А ему другие: «Да ты и такой не сделаешь!» – «Лучше сделаю!» Спорить опять начали. Андрей мне говорит: «Приди завтра за шкатулочкой, будет починена». – «Можно мне стружечку взять?» опрашиваю. Он захватил полны руки тех стружек, да и обсыпал меня всю ими…
И целый день все я после думала, что вот завтра я опять пойду туда, и что завтра мне Андрей скажет, усмехнется ли, глянет ли, или он меня не заметит за работой?..
Ходила я, и он меня приветно опять встретил и сказал: «Собраться надо да тебе игрушечку какую сделать!» С той поры так меня и тянет туда, да не смею и скучаю. И что сделала. Держу я раз барышнину игрушку – барин ей привез домик, совсем настоящий домик, – верчу я тот домик да думаю: «Домик, домик! что бы тебе изломаться-то! а меня послали б чинить отдавать, и я б побежала… Что бы тебе, домик, рассыпаться!» а домик – хруп! да и рассыпался. Перепугалась я тогда. Не так барышни боялась, а что достанется от Арины Ивановны, что от Матильды Яковлевны будет. Стрелой я пустилась прямо к Андрею. «Что такое? Что?» спрашивает, а на мне лица нет. «Не бойся, не бойся, я починю, никто не узнает. Ах ты, бедненькая, как перелугалася!» Смеется…
Живем так-то, каждый с своею заботой, и вдруг замечать стали, что барышня совсем нравом изменилась, и опять на нее стало находить. То она от Матильды Яковлевны шагу не отступала, а то сторониться стала. Перестала ее расспрашивать, почти и говорить с ней перестала. Подаст урок, да и молчит целый день.
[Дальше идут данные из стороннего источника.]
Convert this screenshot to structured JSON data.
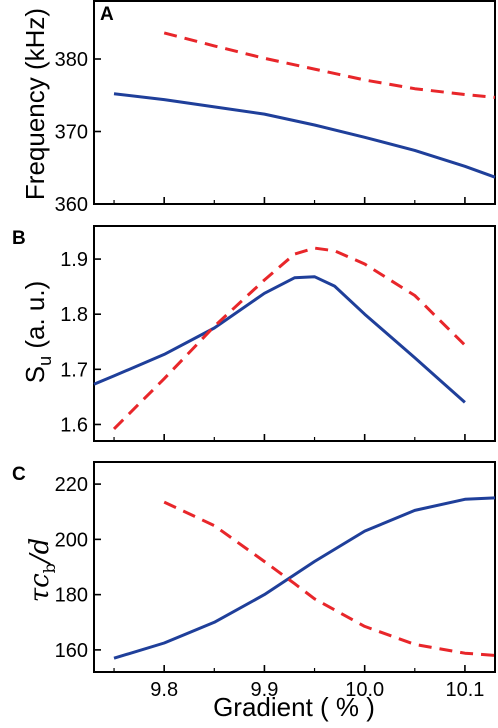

Хочу, бывало, я к ней подойти, да не смею, боюсь Матильды Яковлевны, а барышня сама не позовет и, словно она никого около себя не замечает, сама с собою шепчет.
Матильда Яковлевна совсем не та стала к барышне, суровей и строже; уж не то чтоб у барышни ручки целовать, как сначала, она уж и прикрикивать на нее стала. Как прибрала она господ к рукам, то ничего не боялась. Барышня долго терпеливо все переносила, что я только дивлюсь, а Арина Ивановна божилась, что француженка околдовала барышню. Спрашиваю я: «Барышня! очень вы Матильду Яковлевну любите, что вы все от нее сносите?» – «Игрушечка! – отвечает мне: – она рассказывает так хорошо и много, много всего знает. Может, она мне еще расскажет что…» И все сидит около Матильды Яковлевны, и тихо ждет, и тихо вздыхает… Матильде Яковлевне она надоела скоро; стала она от себя прогонять ее и стала над нею подсмеиваться… Раз Матильда Яковлевна уж очень с ней дерзко обошлась, накричала, набранила, и было барышнин нрав прежний проявился: вспыхнула она и заговорила так, что Матильда Яковлевна струсила и все в шутку обернуть захотела.